Now I feel guilty on top of stupid.
Own it, Mackinlay.I can hear Ruby’s words. Thank heavens Ruby is not the one running my recovery, or I’d be outside halfway through a ten-mile run right now. I love my sister-in-law to bits, but that girl has bigger balls than Harry.
Life wouldn’t be the same without her. She will always have my love and respect for how she turned my brother’s life around. Period.
“You’re doing an awful lot of thinking.” Grace’s smile is still as beautiful as it was moments ago when it appeared, only now it has a hint of cheek to it.
“I don’t?—”
I shift on the seat and clear my throat.
The apology I rustled up before she walked in is stuck, wedged behind my Adam’s apple like a damn stone. She tilts her head and drops to the seat of the abdominal machine. Now her smile slips, and she presses her hands over her denim shorts, chasing away non-existent creases.

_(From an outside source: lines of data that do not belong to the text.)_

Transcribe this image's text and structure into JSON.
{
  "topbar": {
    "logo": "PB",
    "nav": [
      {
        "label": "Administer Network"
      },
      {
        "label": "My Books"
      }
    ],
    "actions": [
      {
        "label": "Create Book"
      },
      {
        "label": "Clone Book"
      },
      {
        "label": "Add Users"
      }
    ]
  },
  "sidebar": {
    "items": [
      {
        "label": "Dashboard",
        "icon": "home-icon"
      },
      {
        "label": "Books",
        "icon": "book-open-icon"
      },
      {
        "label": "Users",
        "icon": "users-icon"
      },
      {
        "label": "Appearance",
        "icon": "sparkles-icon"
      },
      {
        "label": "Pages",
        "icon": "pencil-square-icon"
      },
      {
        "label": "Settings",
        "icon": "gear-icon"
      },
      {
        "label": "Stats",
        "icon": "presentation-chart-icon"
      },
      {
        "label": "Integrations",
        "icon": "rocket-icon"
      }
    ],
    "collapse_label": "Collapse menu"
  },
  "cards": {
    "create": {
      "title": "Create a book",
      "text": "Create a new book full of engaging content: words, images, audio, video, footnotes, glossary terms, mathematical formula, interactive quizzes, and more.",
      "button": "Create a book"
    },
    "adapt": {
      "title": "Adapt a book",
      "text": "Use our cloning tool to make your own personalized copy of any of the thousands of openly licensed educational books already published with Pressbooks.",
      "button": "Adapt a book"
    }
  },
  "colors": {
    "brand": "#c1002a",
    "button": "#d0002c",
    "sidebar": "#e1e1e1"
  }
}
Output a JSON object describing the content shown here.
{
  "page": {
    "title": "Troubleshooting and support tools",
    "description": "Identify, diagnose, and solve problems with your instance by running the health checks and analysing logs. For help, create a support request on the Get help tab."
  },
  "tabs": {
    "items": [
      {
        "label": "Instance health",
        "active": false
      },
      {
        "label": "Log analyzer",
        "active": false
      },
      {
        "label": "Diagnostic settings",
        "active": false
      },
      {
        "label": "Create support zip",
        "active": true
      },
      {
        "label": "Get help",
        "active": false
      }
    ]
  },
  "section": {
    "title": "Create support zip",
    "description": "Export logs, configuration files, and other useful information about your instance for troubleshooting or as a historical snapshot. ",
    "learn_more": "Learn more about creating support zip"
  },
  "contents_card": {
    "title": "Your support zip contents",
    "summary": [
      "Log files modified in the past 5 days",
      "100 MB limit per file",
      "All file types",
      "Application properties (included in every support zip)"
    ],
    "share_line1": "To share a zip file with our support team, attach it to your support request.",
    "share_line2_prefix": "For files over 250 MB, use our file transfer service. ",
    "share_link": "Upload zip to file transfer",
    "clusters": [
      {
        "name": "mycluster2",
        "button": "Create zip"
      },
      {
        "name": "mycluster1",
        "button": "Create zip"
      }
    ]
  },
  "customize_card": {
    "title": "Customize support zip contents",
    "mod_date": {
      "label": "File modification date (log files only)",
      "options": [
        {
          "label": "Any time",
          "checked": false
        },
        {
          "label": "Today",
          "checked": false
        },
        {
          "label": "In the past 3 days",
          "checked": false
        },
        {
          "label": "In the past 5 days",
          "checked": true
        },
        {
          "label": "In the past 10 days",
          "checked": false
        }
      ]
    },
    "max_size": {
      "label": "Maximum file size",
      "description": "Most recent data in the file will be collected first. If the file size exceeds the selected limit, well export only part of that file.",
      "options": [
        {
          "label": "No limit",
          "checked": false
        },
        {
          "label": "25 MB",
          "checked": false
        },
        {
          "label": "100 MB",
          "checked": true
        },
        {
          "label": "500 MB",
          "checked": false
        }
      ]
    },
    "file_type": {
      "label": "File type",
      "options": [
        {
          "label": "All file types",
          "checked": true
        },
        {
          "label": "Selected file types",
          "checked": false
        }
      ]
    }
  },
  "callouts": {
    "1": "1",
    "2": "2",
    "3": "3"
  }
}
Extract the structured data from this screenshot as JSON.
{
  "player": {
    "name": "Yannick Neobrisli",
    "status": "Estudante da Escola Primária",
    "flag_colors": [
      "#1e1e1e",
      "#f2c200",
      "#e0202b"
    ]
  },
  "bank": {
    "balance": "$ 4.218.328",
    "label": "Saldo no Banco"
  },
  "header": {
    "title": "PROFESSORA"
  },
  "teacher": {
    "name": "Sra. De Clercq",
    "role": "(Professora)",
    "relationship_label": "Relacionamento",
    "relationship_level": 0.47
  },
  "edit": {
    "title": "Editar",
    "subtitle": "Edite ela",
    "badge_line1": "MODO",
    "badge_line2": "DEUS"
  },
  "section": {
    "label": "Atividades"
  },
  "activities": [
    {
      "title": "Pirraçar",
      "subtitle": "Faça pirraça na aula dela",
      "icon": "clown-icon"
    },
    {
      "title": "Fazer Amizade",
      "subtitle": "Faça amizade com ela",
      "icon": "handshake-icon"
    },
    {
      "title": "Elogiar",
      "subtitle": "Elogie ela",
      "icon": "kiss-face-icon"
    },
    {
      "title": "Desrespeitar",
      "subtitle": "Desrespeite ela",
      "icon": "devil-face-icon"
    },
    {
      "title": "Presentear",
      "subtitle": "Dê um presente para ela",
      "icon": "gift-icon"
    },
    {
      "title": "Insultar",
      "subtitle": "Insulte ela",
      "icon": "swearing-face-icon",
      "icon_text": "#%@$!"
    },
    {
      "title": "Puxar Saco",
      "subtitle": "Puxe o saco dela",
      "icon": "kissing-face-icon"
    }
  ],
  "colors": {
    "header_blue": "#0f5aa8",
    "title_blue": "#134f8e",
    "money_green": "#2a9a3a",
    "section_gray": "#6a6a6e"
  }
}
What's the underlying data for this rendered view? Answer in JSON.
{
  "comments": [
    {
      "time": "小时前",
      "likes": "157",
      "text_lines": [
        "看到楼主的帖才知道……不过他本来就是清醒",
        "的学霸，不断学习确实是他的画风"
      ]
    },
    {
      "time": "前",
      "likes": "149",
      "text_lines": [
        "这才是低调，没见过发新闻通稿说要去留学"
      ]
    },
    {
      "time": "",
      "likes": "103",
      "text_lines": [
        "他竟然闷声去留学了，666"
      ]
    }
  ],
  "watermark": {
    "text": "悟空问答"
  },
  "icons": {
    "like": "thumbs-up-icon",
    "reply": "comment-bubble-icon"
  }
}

“Grace, I don’t want you to go. I’m sorry about what I said. How I said it.”
She looks up from staring at her hands, now clasped in her lap. “Okay. Are you still going to fight me on every single thing? The housework, your recovery?”
“Well, noteverysingle thing...” I smile at her.
Her eyes soften and she runs a hand through her hair by her ear, tucking it away. It’s thick and slips back around as she dips her head. “I should make a start on lunch.” She stands and walks toward the door.
“Grace?”
She turns back, a hand on the doorframe. Her tank top rides up, and between her short denim shorts and the soft material of her top, a small sliver of her stomach shows. I force my gaze to stay on hers.
“Mackinlay?”
“It’s just Mack.”
Her face bursts with a grin, lighting up her eyes. A second later, the air that was inflating my lungs is nowhere to be found. My heart rate elevates like it’s mid-rep on the leg press and every ounce of blood sinks south.
Sweet Jesus.
No, Mackinlay, she’s ten years younger than you.
An employee.
Don’t even go there.
I rub my hand over my face, and when I look back up, the doorway is empty. Me and Grace, being nice to each other, is a dangerous place to be.
For her.
I start on the leg machine, aiming for maximum discomfort. Anything to tamp down the hard-on that’s fighting its way to life from a single interaction with her.
No, if anything, we can be friends. Nothing else would be fair to her. How can half a man be anything a woman like Grace would ever want, let alone need?
I push up and let the burn swallow my muscles whole.
Thankful for the punishment to replace the thoughts running my body into a frenzy like I’ve never experienced over a woman before.
One Mississippi.
I groan against the weight as the muscles in my thighs bulge to life.
Two Mississippi.
I exhale, trying to shake those blue eyes and that beaming smile from my mind.